0

I have a data frame where the rows represent objects and columns are object features.

I am trying to compute the cosine similarity of the objects, when I run the code it seems to work just fine, however when I sort the distances, the closets objects all have a distance of 0, which would only be possible if their vectors were the same, which is not the case.

I, looked into the data output and it seems that any number that has a precision beyond E-16 just goes to 0 (its shows as 0 both in the terminal print out and also in the csv file output)

The columns are float64 format.

How can I show greater precision?

For reference here is the code I am running:

import pandas as pd
from scipy.spatial.distance import pdist
from scipy.spatial.distance import squareform

dfe = pd.read_csv('file.csv')

dfe = dfe.set_index('object')

dfe = dfe.fillna(dfe.mean())

pairwise = pd.DataFrame(squareform(pdist(dfe, metric='cosine')),columns = dfe.index,index = dfe.index)
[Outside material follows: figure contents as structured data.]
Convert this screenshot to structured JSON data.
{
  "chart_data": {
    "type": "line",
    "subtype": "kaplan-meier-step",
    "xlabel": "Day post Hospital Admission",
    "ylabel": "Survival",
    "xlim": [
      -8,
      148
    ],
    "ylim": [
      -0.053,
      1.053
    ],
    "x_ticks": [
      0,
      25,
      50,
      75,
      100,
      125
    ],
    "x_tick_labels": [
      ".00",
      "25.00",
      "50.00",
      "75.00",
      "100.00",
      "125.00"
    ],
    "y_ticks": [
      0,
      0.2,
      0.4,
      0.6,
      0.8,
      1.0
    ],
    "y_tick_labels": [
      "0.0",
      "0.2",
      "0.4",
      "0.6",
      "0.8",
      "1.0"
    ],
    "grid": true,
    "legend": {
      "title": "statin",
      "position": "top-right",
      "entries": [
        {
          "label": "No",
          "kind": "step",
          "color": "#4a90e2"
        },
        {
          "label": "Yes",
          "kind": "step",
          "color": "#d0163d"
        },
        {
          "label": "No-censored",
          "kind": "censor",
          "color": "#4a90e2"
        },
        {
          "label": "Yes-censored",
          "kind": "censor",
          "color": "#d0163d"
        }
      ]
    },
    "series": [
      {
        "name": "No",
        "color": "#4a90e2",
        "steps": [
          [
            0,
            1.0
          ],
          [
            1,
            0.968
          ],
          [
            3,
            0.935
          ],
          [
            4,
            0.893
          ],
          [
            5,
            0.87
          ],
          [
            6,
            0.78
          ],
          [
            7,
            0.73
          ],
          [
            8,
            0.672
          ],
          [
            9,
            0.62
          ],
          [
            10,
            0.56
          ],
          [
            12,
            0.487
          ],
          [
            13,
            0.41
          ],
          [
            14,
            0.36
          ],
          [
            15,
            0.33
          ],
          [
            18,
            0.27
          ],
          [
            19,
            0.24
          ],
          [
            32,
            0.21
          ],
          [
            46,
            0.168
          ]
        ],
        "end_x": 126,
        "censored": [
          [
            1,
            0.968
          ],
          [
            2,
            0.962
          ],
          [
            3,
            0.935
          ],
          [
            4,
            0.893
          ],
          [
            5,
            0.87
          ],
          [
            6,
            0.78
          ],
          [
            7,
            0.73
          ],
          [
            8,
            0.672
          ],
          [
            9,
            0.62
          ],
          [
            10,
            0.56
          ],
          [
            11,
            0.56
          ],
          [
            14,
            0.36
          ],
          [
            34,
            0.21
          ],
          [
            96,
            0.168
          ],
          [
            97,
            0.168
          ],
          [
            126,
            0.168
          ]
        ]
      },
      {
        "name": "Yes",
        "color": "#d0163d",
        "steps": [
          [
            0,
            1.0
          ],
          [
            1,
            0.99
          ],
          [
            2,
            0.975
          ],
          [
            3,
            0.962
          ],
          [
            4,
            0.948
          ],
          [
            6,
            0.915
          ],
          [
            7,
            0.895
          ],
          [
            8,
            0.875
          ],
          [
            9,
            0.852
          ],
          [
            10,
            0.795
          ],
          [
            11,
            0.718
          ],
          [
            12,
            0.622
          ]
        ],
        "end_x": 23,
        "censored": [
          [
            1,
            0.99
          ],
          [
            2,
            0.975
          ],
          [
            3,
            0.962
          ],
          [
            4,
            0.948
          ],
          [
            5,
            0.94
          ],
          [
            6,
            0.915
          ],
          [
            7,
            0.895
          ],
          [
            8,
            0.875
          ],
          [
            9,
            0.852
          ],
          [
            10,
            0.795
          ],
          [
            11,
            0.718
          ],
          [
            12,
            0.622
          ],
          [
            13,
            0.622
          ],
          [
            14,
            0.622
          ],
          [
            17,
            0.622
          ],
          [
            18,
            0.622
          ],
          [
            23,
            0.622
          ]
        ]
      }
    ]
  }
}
long_form = pairwise.unstack()

long_form.index.rename(['object_1', 'object_2'], inplace=True)
long_form = long_form.to_frame('distance').reset_index()
Mustard Tiger
  • 3,520
  • 8
  • 43
  • 68

1 Answers1

0

If you mean that you get 0 when you try to get difference between two elements, and get 0 when elements differ by less than 1e-16, that's the float64 precision limit. See for example print(1+1e-16). Information about this is available using numpy.finfo(numpy.float).

You should try using higher precision dtypes. For example:

dfe =  pd.read_csv('file.csv').astype(numpy.float128)

If the result of the squareform stays of the float64 dtype, you should update your scipy library to a later version.

Dimitry
  • 2,204
  • 1
  • 16
  • 24